Remember, You’re Annoying Too
Marriage isn’t all sunshine, flowers, and happily ever after, you know? It’s hard work, a lot of compromise, and a fair amount of teeth-gritting, especially when your partner repeats the same maddening habits for, oh, say…35 years, two weeks, and three days, but who’s counting?
For instance, Bill has a habit of flipping on every single light in a room and then leaving without turning one off. And stacking dirty dishes into a Leaning Tower of Pisa masterpiece instead of emptying the dishwasher (which he pretends he doesn’t know is full of clean dishes). And running the gas tank down to fumes, forcing me to coast into the gas station. And waltzing into the family room, grabbing the remote mid-Dateline episode, and changing the channel without so much as a “mind if I…?”
When those things happen, my brain immediately jumps to: WTH is wrong with him? Why does he DO that?! Is he testing me to see how long it takes to piss me off? NOT LONG DUDE! Is he freaking serious?! Step right up, pay your fee, and see the most clueless man in the world!

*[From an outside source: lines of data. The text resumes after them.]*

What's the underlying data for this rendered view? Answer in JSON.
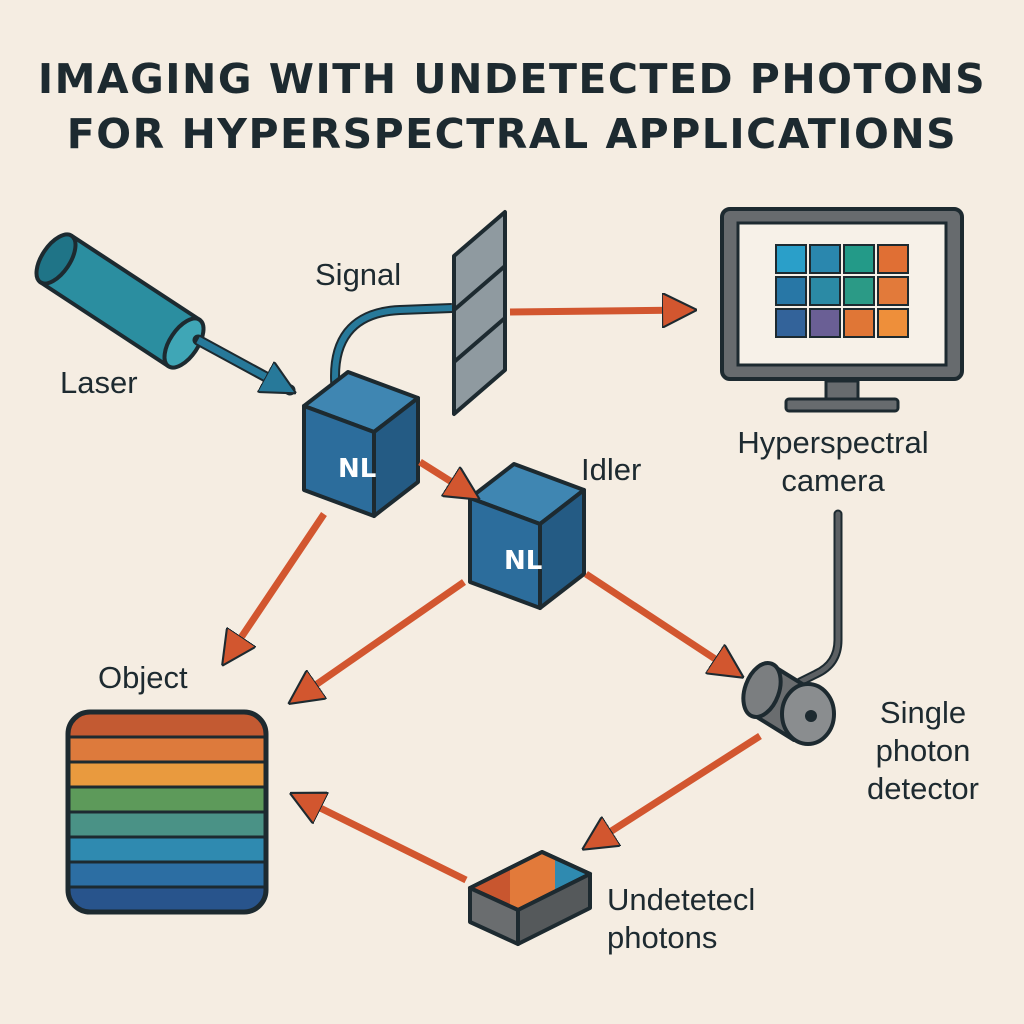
{
  "title": {
    "line1": "IMAGING WITH UNDETECTED PHOTONS",
    "line2": "FOR HYPERSPECTRAL APPLICATIONS"
  },
  "labels": {
    "laser": "Laser",
    "signal": "Signal",
    "idler": "Idler",
    "object": "Object",
    "camera_line1": "Hyperspectral",
    "camera_line2": "camera",
    "detector_line1": "Single",
    "detector_line2": "photon",
    "detector_line3": "detector",
    "undetected_line1": "Undetetecl",
    "undetected_line2": "photons",
    "crystal1": "NL",
    "crystal2": "NL"
  },
  "colors": {
    "background": "#f5ede2",
    "beam_orange": "#d2562f",
    "beam_teal": "#27799a",
    "crystal_blue": "#2c6d9c",
    "outline": "#1d2a30",
    "device_gray": "#6a6d6f"
  },
  "camera_screen_tiles": [
    "#2a9fc9",
    "#2a87ae",
    "#239a88",
    "#e06f34",
    "#2877a6",
    "#2b8aa5",
    "#2b9a86",
    "#e27a3a",
    "#33639a",
    "#6a5f95",
    "#e07636",
    "#ee8f3a"
  ],
  "object_stripes": [
    "#c35a32",
    "#dd7a3c",
    "#e99a3e",
    "#5d9a5a",
    "#4a9286",
    "#2f8ab0",
    "#2c6ea3",
    "#28548c"
  ],
  "sample_faces": [
    "#c8562f",
    "#e27a3a",
    "#2f8ab0"
  ]
}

And then I go a little batty, wasting way too much mental energy stewing about it.
But one day, while cleaning out the garage, I came across a box of our wedding cards. Mixed in with the sweet notes from relatives long gone, I found an unopened card with $20 tucked inside (a vintage bill by now). Inside the unsigned card was a handwritten note: “Remember, you’re annoying, too.”
My first reaction? Who the hell gave us this? (Spoiler: I have a prime suspect in mind, but we’ll never know for sure.) More amazing was the fact that it got missed when we opened our cards on June 21, 1992.
Honestly, it was the best marriage advice we’ve ever gotten. It’s just too bad we didn’t get it sooner because every time Bill does something that makes my head want to spin around and pop right off, I remember: I have my own “quirks” that drive him equally nuts.
I snore (apparently). I sleep diagonally in the bed. I tell him stories about my day that are more boring than exposed brick. (Well, this afternoon I cleaned pollen off the patio furniture and bought an acorn squash.) I am, without question, the World’s Worst breakfast maker, and I complain when I’m hungry, tired, in need of caffeine, just woke up, just finished exercising, or within 15 minutes of the bedtime window.
And yet—at the end of the day, here we are - two annoying, imperfect humans who somehow fit together just right.
The lights will stay on, the toast will burn, and I’ll keep sprawling diagonally across the mattress. But marriage isn’t about fixing each other’s flaws. It’s about choosing each other, day after day, despite them—and maybe even because of them.